Ms. Sovanndy, who studied classical dance at the Ministry of Culture’s Secondary School of Fine Arts and joined the Sophiline Arts Ensemble in 2007, did not find the transition from performer to choreographer easy to accomplish.

“It means carrying the burden and responsibility of the dance, of the choreography being right or wrong, easy or difficult,” the 24-year-old dancer said. “It’s very demanding, but also very interesting…to be able to come up with an idea for a story and develop a dance around it.”

Sot Sovanndy, left, and Sao Somaly perform in 'Robam Virayeak.' (John Shapiro)
Sot Sovanndy, left, and Sao Somaly perform in ‘Robam Virayeak.’ (John Shapiro)

Chao Socheata, who choreographed “Phob,” or womb, which will be performed by six dancers, also found the process challenging. In rehearsals, she said.

“One must keep in mind the story, the movements, the staging and how to direct the dancers.”

The 27-year-old dancer, who also studied at the secondary school before joining the Sophiline Arts Ensemble in 2006, had been thinking about addressing domestic violence through Khmer classical dance for several years.

“Whenever a father hits his wife, the couple is affected at 50 percent while their kids suffer 100 percent,” she said. “If the kids had a choice, they would stay in the womb with their parents taking care of each other and their children, with love and no violence.

“In the dance, I try to express this with a mixture of contemporary approach and classical dance.”

The third dance entitled “Beloved” was conceived and will be performed as a solo work by a long-time student of Ms. Cheam Shapiro.

Prumsodun Ok is a Cambodian-American born in Long Beach in 1987 who began studying with Ms. Cheam Shapiro at 13 and now serves as associate artistic director of the Khmer Arts Academy, founded by Ms. Cheam Shapiro in Long Beach. His work has been presented in San Francisco, Los Angeles and Mexico City, but not in Cambodia until this week.

In the dance, he revives an ancient Khmer ritual for lovemaking, but adapts it to reflect the experience of gay men.

“When we look at Khmer classical dance in its most ritualistic form, it’s like a mirror of heaven: It’s the warmth, harmony and well-being of heaven reflected in the choreographies,” Mr. Ok said.

“If there is no image of gay men in this mirror, that means we don’t exist, that means that people can make us invisible, that means that people can abuse us…. So for me to revive this ritual lovemaking and to cast that into the bodies of gay men creates a platform for the [gay] community within the tradition and therefore into the world.”

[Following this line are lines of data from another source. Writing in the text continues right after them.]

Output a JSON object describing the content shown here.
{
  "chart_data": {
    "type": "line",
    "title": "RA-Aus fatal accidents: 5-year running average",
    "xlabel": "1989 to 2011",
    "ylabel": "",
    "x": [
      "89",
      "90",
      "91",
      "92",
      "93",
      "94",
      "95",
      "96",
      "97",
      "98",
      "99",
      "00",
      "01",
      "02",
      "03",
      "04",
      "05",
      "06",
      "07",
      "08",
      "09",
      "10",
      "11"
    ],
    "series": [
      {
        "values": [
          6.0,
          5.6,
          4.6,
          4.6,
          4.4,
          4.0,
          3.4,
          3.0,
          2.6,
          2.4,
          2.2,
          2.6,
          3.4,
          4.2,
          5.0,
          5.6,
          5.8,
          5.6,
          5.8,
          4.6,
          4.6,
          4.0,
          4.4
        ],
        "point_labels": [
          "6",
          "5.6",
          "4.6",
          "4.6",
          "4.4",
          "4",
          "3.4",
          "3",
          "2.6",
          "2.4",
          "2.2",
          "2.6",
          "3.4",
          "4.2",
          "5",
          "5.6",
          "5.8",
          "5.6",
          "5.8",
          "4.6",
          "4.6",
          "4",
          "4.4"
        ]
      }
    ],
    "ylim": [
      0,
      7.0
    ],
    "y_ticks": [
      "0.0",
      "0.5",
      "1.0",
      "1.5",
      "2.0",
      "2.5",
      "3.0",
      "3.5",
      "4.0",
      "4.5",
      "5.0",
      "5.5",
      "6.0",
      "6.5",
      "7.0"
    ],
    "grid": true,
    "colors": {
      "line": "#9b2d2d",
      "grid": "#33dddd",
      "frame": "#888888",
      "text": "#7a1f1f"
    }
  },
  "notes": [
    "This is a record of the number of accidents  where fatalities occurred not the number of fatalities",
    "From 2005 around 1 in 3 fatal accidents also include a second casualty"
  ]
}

Mr. Ok has trained with Ms. Cheam Shapiro in both male and female roles in Khmer classical dance.

“Teaching, I have to know the different aesthetics of the characters: male, female, giant characters,” Ms. Cheam Shapiro explained. “So whoever wants to learn those roles has to fit those aesthetics whether they are male or female.”

Mr. Ok will perform the role in the female aesthetics, which is very challenging for him, Ms. Cheam Shapiro noted, adding that the all-male and all-female forms of dance in Cambodia have a tradition of men performing female roles and vice versa.

Saturday night’s performance will start at 7 p.m. at the Khmer Arts Theater, located on Street 115 in Takhmao City.